Gavin Brown’s Enterprise est une des 34 galeries américaines présentes à la Fiac. Une armoire bleue renversée, enveloppée dans une plaque de fer et accrochée au mur comme un tableau, est une des cinq pièces de 200 kilos de l’artiste grec Jannis Kounellis, le maître de l’arte povera : Untitled fait partie d’une nouvelle série qu’il a réalisée cette année. « On y voit quelques éléments typiques pour ses œuvres, explique Marta Fontolan, directrice à la galerie new-yorkaise : des plaques de fer, toujours à la même taille, décidée à la fin des années 1960, sur la base de son lit. Et puis il y intègre des objets quotidiens comme des armoires ou des rangements. Le tout a l’air d’une pièce très brute et puissante, mais il y a aussi un jeu entre le vide et la pesanteur. » Vous êtes séduit ? Trop tard, la pièce a déjà trouvé preneur à la Fiac, pour 200 000 euros.
Les poissons de Mark Dion et la banlieue de Kader Attia
Avec 30 000 euros beaucoup moins cher, la galerie Nicolai Wallner propose Lamppost III, un réverbère fraichement arraché d’un sol bétonné, une pièce unique de trois mètres de long avec laquelle le collectif artistique danois A Kassen tourne en dérision notre époque tellement « éclairée ».
Denise Moser, directrice de la galerie allemande Nagel-Draxler est allée à la pêche dans les eaux de l’artiste américain Mark Dion. Fisheries (2016) coûte 70 000 euros et brandit la crise de la surpêche avec dix poissons plus vrais que nature, suspendus sur un fil avec leurs yeux de verre et leurs corps de résine artificielle.
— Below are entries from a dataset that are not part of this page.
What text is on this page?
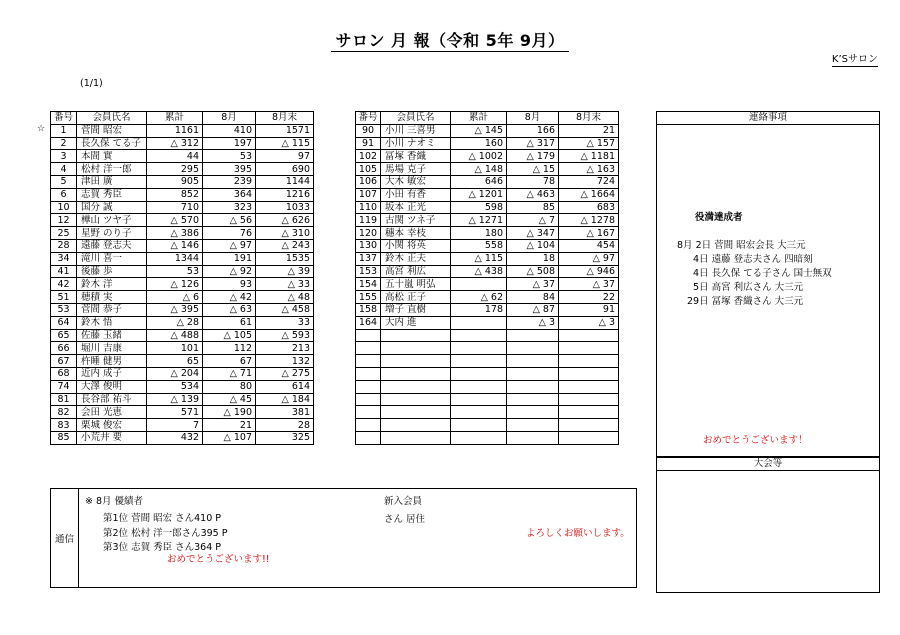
サロン 月 報（令和 5年 9月）
K’Sサロン
(1/1)
☆
番号	会員氏名	累計	8月	8月末
1	菅間 昭宏	1161	410	1571
2	長久保 てる子	△ 312	197	△ 115
3	本間 實	44	53	97
4	松村 洋一郎	295	395	690
5	津田 廣	905	239	1144
6	志賀 秀臣	852	364	1216
10	国分 誠	710	323	1033
12	樺山 ツヤ子	△ 570	△ 56	△ 626
25	星野 のり子	△ 386	76	△ 310
28	遠藤 登志夫	△ 146	△ 97	△ 243
34	滝川 喜一	1344	191	1535
41	後藤 歩	53	△ 92	△ 39
42	鈴木 洋	△ 126	93	△ 33
51	穂積 実	△ 6	△ 42	△ 48
53	菅間 恭子	△ 395	△ 63	△ 458
64	鈴木 悟	△ 28	61	33
65	佐藤 玉緒	△ 488	△ 105	△ 593
66	堀川 吉康	101	112	213
67	杵睡 健男	65	67	132
68	近内 成子	△ 204	△ 71	△ 275
74	大澤 俊明	534	80	614
81	長谷部 祐斗	△ 139	△ 45	△ 184
82	会田 光恵	571	△ 190	381
83	栗城 俊宏	7	21	28
85	小荒井 要	432	△ 107	325
番号	会員氏名	累計	8月	8月末
90	小川 三喜男	△ 145	166	21
91	小川 ナオミ	160	△ 317	△ 157
102	冨塚 香織	△ 1002	△ 179	△ 1181
105	馬場 克子	△ 148	△ 15	△ 163
106	大木 敏宏	646	78	724
107	小田 有香	△ 1201	△ 463	△ 1664
110	坂本 正光	598	85	683
119	古関 ツネ子	△ 1271	△ 7	△ 1278
120	穗本 幸枝	180	△ 347	△ 167
130	小関 将英	558	△ 104	454
137	鈴木 正夫	△ 115	18	△ 97
153	高宮 利広	△ 438	△ 508	△ 946
154	五十嵐 明弘		△ 37	△ 37
155	高松 正子	△ 62	84	22
158	増子 直樹	178	△ 87	91
164	大内 進		△ 3	△ 3

連絡事項
役満達成者
8月 2日 菅間 昭宏会長 大三元
4日 遠藤 登志夫さん 四暗刻
4日 長久保 てる子さん 国士無双
5日 高宮 利広さん 大三元
29日 冨塚 香織さん 大三元
おめでとうございます！
大会等
通信
※ 8月 優績者
第1位 菅間 昭宏 さん410 P
第2位 松村 洋一郎さん395 P
第3位 志賀 秀臣 さん364 P
おめでとうございます!!
新入会員
さん 居住
よろしくお願いします。
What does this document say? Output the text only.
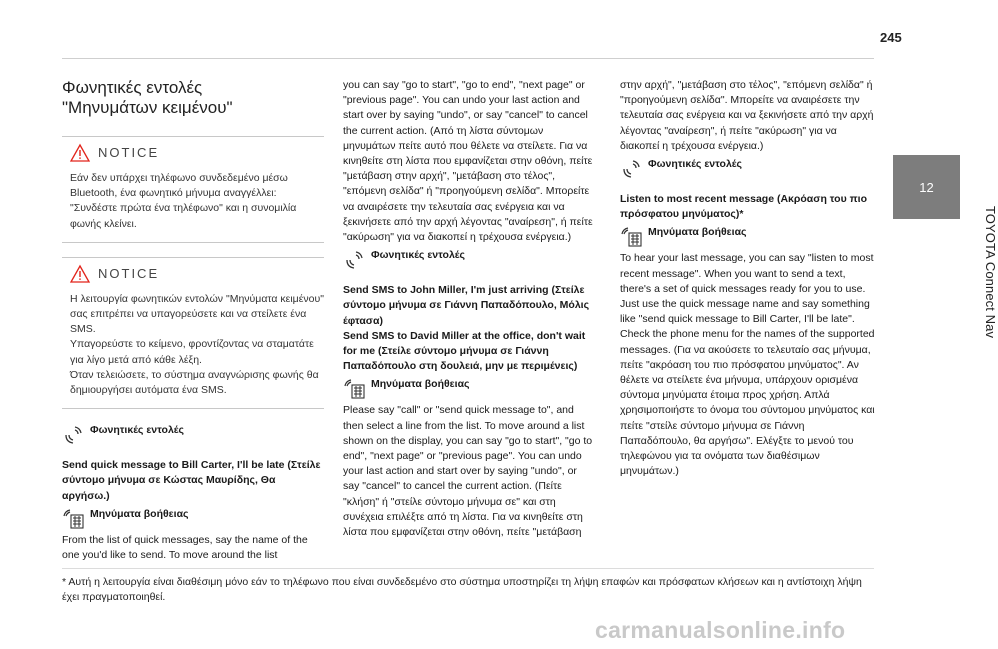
245
12
TOYOTA Connect Nav
Φωνητικές εντολές
"Μηνυμάτων κειμένου"
NOTICE

Εάν δεν υπάρχει τηλέφωνο συνδεδεμένο μέσω Bluetooth, ένα φωνητικό μήνυμα αναγγέλλει: "Συνδέστε πρώτα ένα τηλέφωνο" και η συνομιλία φωνής κλείνει.

NOTICE

Η λειτουργία φωνητικών εντολών "Μηνύματα κειμένου" σας επιτρέπει να υπαγορεύσετε και να στείλετε ένα SMS.

Υπαγορεύστε το κείμενο, φροντίζοντας να σταματάτε για λίγο μετά από κάθε λέξη.

Όταν τελειώσετε, το σύστημα αναγνώρισης φωνής θα δημιουργήσει αυτόματα ένα SMS.

Φωνητικές εντολές

Send quick message to Bill Carter, I'll be late (Στείλε σύντομο μήνυμα σε Κώστας Μαυρίδης, Θα αργήσω.)

Μηνύματα βοήθειας

From the list of quick messages, say the name of the one you'd like to send. To move around the list

you can say "go to start", "go to end", "next page" or "previous page". You can undo your last action and start over by saying "undo", or say "cancel" to cancel the current action. (Από τη λίστα σύντομων μηνυμάτων πείτε αυτό που θέλετε να στείλετε. Για να κινηθείτε στη λίστα που εμφανίζεται στην οθόνη, πείτε "μετάβαση στην αρχή", "μετάβαση στο τέλος", "επόμενη σελίδα" ή "προηγούμενη σελίδα". Μπορείτε να αναιρέσετε την τελευταία σας ενέργεια και να ξεκινήσετε από την αρχή λέγοντας "αναίρεση", ή πείτε "ακύρωση" για να διακοπεί η τρέχουσα ενέργεια.)

Φωνητικές εντολές

Send SMS to John Miller, I'm just arriving (Στείλε σύντομο μήνυμα σε Γιάννη Παπαδόπουλο, Μόλις έφτασα)

Send SMS to David Miller at the office, don't wait for me (Στείλε σύντομο μήνυμα σε Γιάννη Παπαδόπουλο στη δουλειά, μην με περιμένεις)

Μηνύματα βοήθειας

Please say "call" or "send quick message to", and then select a line from the list. To move around a list shown on the display, you can say "go to start", "go to end", "next page" or "previous page". You can undo your last action and start over by saying "undo", or say "cancel" to cancel the current action. (Πείτε "κλήση" ή "στείλε σύντομο μήνυμα σε" και στη συνέχεια επιλέξτε από τη λίστα. Για να κινηθείτε στη λίστα που εμφανίζεται στην οθόνη, πείτε "μετάβαση

στην αρχή", "μετάβαση στο τέλος", "επόμενη σελίδα" ή "προηγούμενη σελίδα". Μπορείτε να αναιρέσετε την τελευταία σας ενέργεια και να ξεκινήσετε από την αρχή λέγοντας "αναίρεση", ή πείτε "ακύρωση" για να διακοπεί η τρέχουσα ενέργεια.)

Φωνητικές εντολές

Listen to most recent message (Ακρόαση του πιο πρόσφατου μηνύματος)*

Μηνύματα βοήθειας

To hear your last message, you can say "listen to most recent message". When you want to send a text, there's a set of quick messages ready for you to use. Just use the quick message name and say something like "send quick message to Bill Carter, I'll be late". Check the phone menu for the names of the supported messages. (Για να ακούσετε το τελευταίο σας μήνυμα, πείτε "ακρόαση του πιο πρόσφατου μηνύματος". Αν θέλετε να στείλετε ένα μήνυμα, υπάρχουν ορισμένα σύντομα μηνύματα έτοιμα προς χρήση. Απλά χρησιμοποιήστε το όνομα του σύντομου μηνύματος και πείτε "στείλε σύντομο μήνυμα σε Γιάννη Παπαδόπουλο, θα αργήσω". Ελέγξτε το μενού του τηλεφώνου για τα ονόματα των διαθέσιμων μηνυμάτων.)

* Αυτή η λειτουργία είναι διαθέσιμη μόνο εάν το τηλέφωνο που είναι συνδεδεμένο στο σύστημα υποστηρίζει τη λήψη επαφών και πρόσφατων κλήσεων και η αντίστοιχη λήψη έχει πραγματοποιηθεί.

carmanualsonline.info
Derrière le bureau de la galeriste trône Modern Architecture Genealogy (2016) de l’artiste Kader Attia, couronné mardi dernier au Centre Pompidou avec le prix Marcel Duchamp 2016. Denise Moser jure de ne pas avoir augmenté le prix du collage, déjà conséquent avec 14 000 euros pour cet artiste qu’elle suit depuis dix ans. « Kader Attia est né dans la banlieue parisienne et sur le collage on voit l’architecture typique des banlieues et le désespoir et le manque de perspectives qui y règnent. »
Dario Villalba, la découverte d’un artiste célèbre
La galeriste Olga Adelantado, venue de Valencia, présente un solo show de Dario Villalba, un artiste espagnol né en 1939, dont des œuvres se trouvent dans les plus prestigieux musées du monde comme le Guggenheim ou le Moma à New York, mais qui reste pratiquement inconnu en France. À la Fiac, les prix de ses œuvres oscillent entre 8 000 euros et 185 000 euros : « Après avoir cassé tous les codes de la figuration dans les années 1950, il a décidé de reprendre le figuratif et de rester en même temps contemporain. Alors il a commencé à travailler sur des gens en marge de la société. Il a donné une âme, une présence, une visibilité à ces gens dépourvus d’une reconnaissance. Là, par exemple, on voit Sitting Gioconda White I (1993/2016), une vieille femme, une clocharde, qui a vécu dans un parc à Londres, dans les années 1970. Il travaille avec une espèce de tissu cassé, une référence au peintre italien Lucio Fontana. Et cette femme ne regarde pas seulement l’infini, mais elle n’arrête pas à nous regarder. »
Avec These eggs have been kept warm by my iPhone for the little chicks to grow inside, des œufs de poulet couvés par un iPhone, l’œuvre de Laure Prouvost, lauréate du préstigieux Turner Prize en 2013, a fait même sourire Madame la ministre de la Culture, Audrey Azouley, en visite à la galerie Nathalie Obadia. Bref, Ai Weiwei avait vu juste, à la Fiac, cette année, l’art semble bien être au service du dieu du Bonheur.